The agency overseeing the National Disability Insurance Scheme (NDIS) has found “some” participants, prospective participants, their families and carers and staff are caught up in the HWL Ebsworth breach.
The National Disability Insurance Agency had been examining its potential exposure to the incident since last month.
In a new statement, the agency apologised to the people impacted by the breach “for any distress caused”.
“While the NDIA’s systems have not been compromised, HWL Ebsworth is an external law firm that provides legal services to private clients and government agencies, including the NDIA,” it said.
“We recognise this may be distressing for affected individuals.”
HWL Ebsworth was breached at the end of April by threat actors using ALPHV/BlackCat ransomware.

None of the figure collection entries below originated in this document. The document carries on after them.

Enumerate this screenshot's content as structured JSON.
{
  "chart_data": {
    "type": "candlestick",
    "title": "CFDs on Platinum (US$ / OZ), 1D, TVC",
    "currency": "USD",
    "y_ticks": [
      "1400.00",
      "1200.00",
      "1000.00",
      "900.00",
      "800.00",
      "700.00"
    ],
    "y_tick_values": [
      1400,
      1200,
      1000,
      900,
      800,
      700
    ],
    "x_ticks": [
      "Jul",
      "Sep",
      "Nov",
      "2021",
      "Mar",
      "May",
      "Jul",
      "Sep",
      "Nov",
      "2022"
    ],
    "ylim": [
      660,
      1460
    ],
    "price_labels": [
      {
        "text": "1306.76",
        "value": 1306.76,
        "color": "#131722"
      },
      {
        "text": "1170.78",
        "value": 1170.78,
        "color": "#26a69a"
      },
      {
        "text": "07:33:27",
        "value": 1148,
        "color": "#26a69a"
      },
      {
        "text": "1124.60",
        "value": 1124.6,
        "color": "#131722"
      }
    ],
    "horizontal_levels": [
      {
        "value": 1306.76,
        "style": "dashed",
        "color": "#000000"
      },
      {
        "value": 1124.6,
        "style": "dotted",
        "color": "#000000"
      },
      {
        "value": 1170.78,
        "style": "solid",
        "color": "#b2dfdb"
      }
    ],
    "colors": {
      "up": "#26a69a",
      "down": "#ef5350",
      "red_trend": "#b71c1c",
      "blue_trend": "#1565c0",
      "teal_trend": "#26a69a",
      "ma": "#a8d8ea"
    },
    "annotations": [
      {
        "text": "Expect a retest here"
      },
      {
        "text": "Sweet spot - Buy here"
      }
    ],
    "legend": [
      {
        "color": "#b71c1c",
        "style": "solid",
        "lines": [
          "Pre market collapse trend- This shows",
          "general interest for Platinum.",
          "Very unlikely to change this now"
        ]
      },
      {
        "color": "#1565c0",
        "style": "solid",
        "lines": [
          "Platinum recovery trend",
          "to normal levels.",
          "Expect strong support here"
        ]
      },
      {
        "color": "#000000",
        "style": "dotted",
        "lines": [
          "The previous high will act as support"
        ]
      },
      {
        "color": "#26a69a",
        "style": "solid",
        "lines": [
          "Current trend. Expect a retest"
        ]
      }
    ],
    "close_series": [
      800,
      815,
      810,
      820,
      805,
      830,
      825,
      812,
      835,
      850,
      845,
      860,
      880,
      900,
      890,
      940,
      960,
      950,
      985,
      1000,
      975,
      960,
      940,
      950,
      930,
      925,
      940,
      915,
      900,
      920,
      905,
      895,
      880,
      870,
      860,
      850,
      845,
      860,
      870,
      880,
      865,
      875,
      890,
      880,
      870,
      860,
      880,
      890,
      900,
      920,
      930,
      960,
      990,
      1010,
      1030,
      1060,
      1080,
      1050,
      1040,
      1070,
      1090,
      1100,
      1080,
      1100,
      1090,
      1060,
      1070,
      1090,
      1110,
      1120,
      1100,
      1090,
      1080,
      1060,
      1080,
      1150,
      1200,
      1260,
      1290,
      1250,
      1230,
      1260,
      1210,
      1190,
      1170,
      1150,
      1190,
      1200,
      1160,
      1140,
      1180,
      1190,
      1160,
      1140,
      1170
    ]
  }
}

Exfiltrated data was published the following month, and the law firm, together with forensic investigators, have been going through the leaked material since.
Some 40 government departments and agencies – federal and state – are reportedly impacted in some way.
On the government side, the issue is being coordinated through a new cyber security function in Home Affairs.
The NDIA said it is “working closely with HWL Ebsworth to ensure those affected are appropriately identified, notified and supported as we confirm what information has been affected”, adding it would make direct contact.
“Only participants and prospective participants who have engaged with HWL Ebsworth have the potential to be affected, as well as other associated individuals,” the agency said.
“The NDIA is taking additional precautions to protect potentially impacted individuals including actively monitoring plans and account transactions for any unusual or suspicious activity.”
The NDIA said that participants with concerns could call it on 1300 216 807.